Perennially floundering RVR exits Kenya


Michael Kamau, former PS for Transport and Infrastructure ones said, “You can shut down railway transport and the Kenyan economy will just continue without feeling the pinch.” Mr Kamau was interviewing for the position of Cabinet Secretary for the same ministry before a parliamentary select committee. He also noted in the same interview that cargo transport at the time, May 2013, had declined from 15% to 3% and directly blamed it for the heavy traffic congestion along the busy Nairobi Mombasa Highway.

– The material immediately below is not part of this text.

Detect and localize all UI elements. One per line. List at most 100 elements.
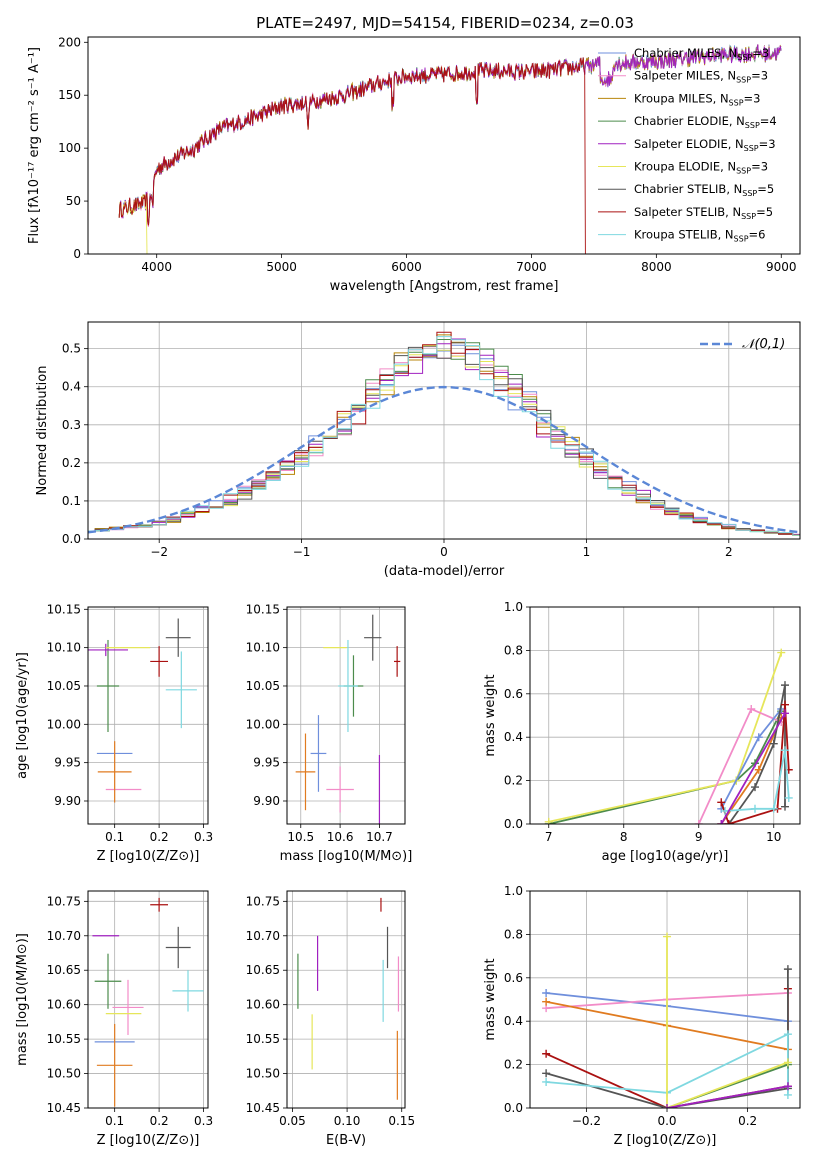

Since the Rift Valley Railways (RVR) won the concession to run the approximately 2,352 Km Kenya – Uganda Railway in the year 2006 a lot has not changed. The recent judgment by a Nairobi High Court that Kenya Railways could terminate the 25-year agreement and possess all their assets in a period of one month after her judgment came as no surprise.
RVR which is owned by Qalaa Holdings of Cairo have been accused by Kenya Railways of lack of maintenance of the concession assets, failure to increase freight volumes targets and not paying the concession fees

The RVR have been experiencing financial problems and their attempts to bring in partners have hit a dead end. American private equity firm, Emerging Capital Partners withdrew their attempts to purchase RVR when a reported audit indicted the RVR of corruption and the World Bank had suggested plans to blacklist the company and not the directors.

Insider information reveals that the World Bank blacklists a company and not its directors when it has evidence that corruption was discussed at board level and with the knowledge of directors as with the case of RVR. It is also noted that executives bribed government officials, cooked books of accounts, evaded paying taxes and went as far as creating briefcase companies they used to fleece money estimated to be more than Sh2 billion as the World Bank report found out.

The rot at RVR can be traced from around 2015 when they used a loan that was intended to buy close to 20 locomotives to instead lease the trains from a third party, a scheme that enabled RVR official to share the loot with the said third party.

Even as RVR exits, they are embroiled in an employment tussle with their staff, The said staff are being taken back by Kenya Railways on six months contracts they are being forced to sign when they have not been paid their close to 9 years service at RVR.